Site banner

On Blogger

Once in a while you find someone still posting on Blogger. They want a place to post their writing, and they don't care how the site looks or feels. I've been there.

One of the people still on Blogger is Rob "Commander" Pike, with 30+ posts spanning 20+ years. One of these posts involves me.

Comments extracted from a code review. I've been asked to disseminate them more widely.

I should say something about regular expressions in lexing and parsing.

I should tell the rest of the story.

Google was preparing to release Golang version 1.0 and had begun promoting a release candidate internally. To be able to submit code in a language, you had to demonstrate a minimum level of proficiency by going through a "readability" review. The Go team had opened up a new readbility review process, all you had to do was write a few hundred lines of Go and submit a request to the team.

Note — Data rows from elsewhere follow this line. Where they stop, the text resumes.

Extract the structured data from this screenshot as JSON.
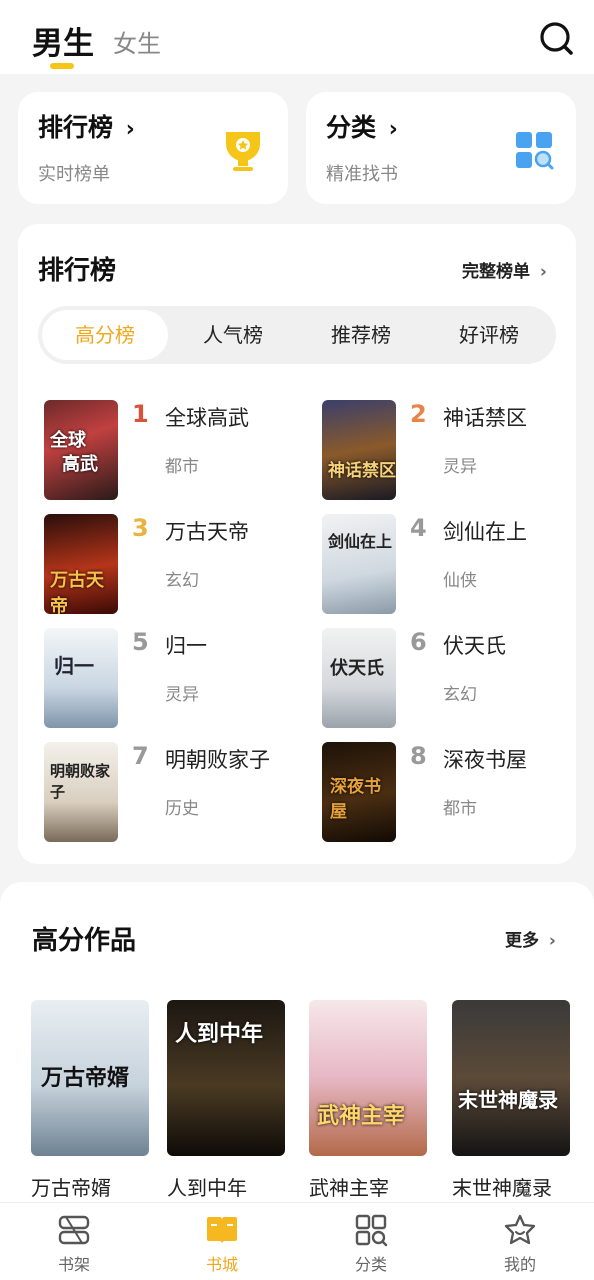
{
  "header": {
    "tabs": [
      {
        "label": "男生",
        "active": true
      },
      {
        "label": "女生",
        "active": false
      }
    ],
    "search_icon": "search-icon"
  },
  "quick_cards": [
    {
      "title": "排行榜",
      "subtitle": "实时榜单",
      "icon": "trophy-icon",
      "color": "#f5c518"
    },
    {
      "title": "分类",
      "subtitle": "精准找书",
      "icon": "grid-search-icon",
      "color": "#4aa3f0"
    }
  ],
  "ranking": {
    "title": "排行榜",
    "more_label": "完整榜单",
    "tabs": [
      "高分榜",
      "人气榜",
      "推荐榜",
      "好评榜"
    ],
    "active_tab": 0,
    "items": [
      {
        "rank": "1",
        "title": "全球高武",
        "category": "都市",
        "rank_color": "#d9533b"
      },
      {
        "rank": "2",
        "title": "神话禁区",
        "category": "灵异",
        "rank_color": "#e8844a"
      },
      {
        "rank": "3",
        "title": "万古天帝",
        "category": "玄幻",
        "rank_color": "#e8b340"
      },
      {
        "rank": "4",
        "title": "剑仙在上",
        "category": "仙侠",
        "rank_color": "#999999"
      },
      {
        "rank": "5",
        "title": "归一",
        "category": "灵异",
        "rank_color": "#999999"
      },
      {
        "rank": "6",
        "title": "伏天氏",
        "category": "玄幻",
        "rank_color": "#999999"
      },
      {
        "rank": "7",
        "title": "明朝败家子",
        "category": "历史",
        "rank_color": "#999999"
      },
      {
        "rank": "8",
        "title": "深夜书屋",
        "category": "都市",
        "rank_color": "#999999"
      }
    ]
  },
  "high_score": {
    "title": "高分作品",
    "more_label": "更多",
    "books": [
      {
        "title": "万古帝婿"
      },
      {
        "title": "人到中年"
      },
      {
        "title": "武神主宰"
      },
      {
        "title": "末世神魔录"
      }
    ]
  },
  "bottom_nav": [
    {
      "label": "书架",
      "icon": "bookshelf-icon",
      "active": false
    },
    {
      "label": "书城",
      "icon": "book-store-icon",
      "active": true
    },
    {
      "label": "分类",
      "icon": "category-grid-icon",
      "active": false
    },
    {
      "label": "我的",
      "icon": "profile-star-icon",
      "active": false
    }
  ],
  "colors": {
    "accent": "#f0a81c",
    "underline": "#f5c518"
  }
}
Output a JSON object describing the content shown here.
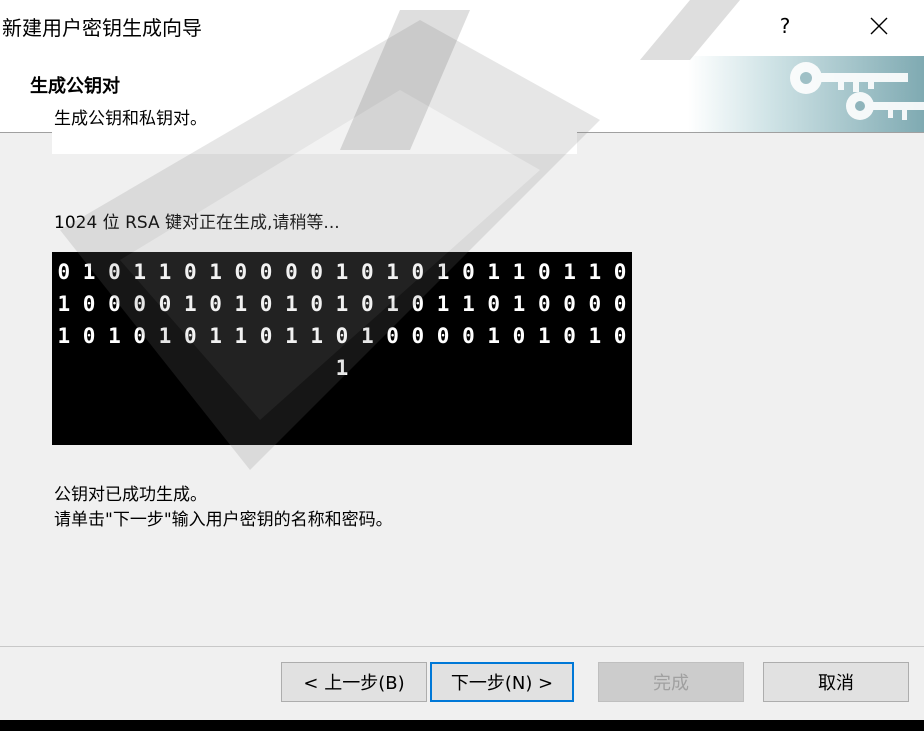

I had been working on Google's C++ logging SDK, and I was interested in compiling SQL expressions into something that could filter and aggregate log events before they were recorded. It would start with a SQL parser, I figured, so I read Effective Go and got started.

From the start, the Go toolchain has included a Yacc parser generator. You wouldn't write a SQL parser without use of a parser generator. Surely.

You also wouldn't review a Golang readability request that contained a Yacc parser generator, except if you are Rob Pike, and that is how I got Rob as my Golang readability reviewer.

My Goyacc SQL parser definition was proper. I had implemented name resolution as a pass over the abstract syntax tree for the readability exercise, and I was having a lot of fun learning Go. I had taken a shortcut and caused a great offense.

Regular expressions are hard to write, hard to write well, and can be expensive relative to other technologies.

Translation: Regular expressions are easy to read when written well.

Lexers, on the other hand, are fairly easy to write correctly (if not as compactly), and very easy to test.

Translation: A proper lexer definition will take longer to write and be better in the long run.

Standard lexing and parsing techniques are so easy to write, so general, and so adaptable there's no reason to use regular expressions.

Translation: standard lexing and parsing techniques can make it difficult to find a code reviewer.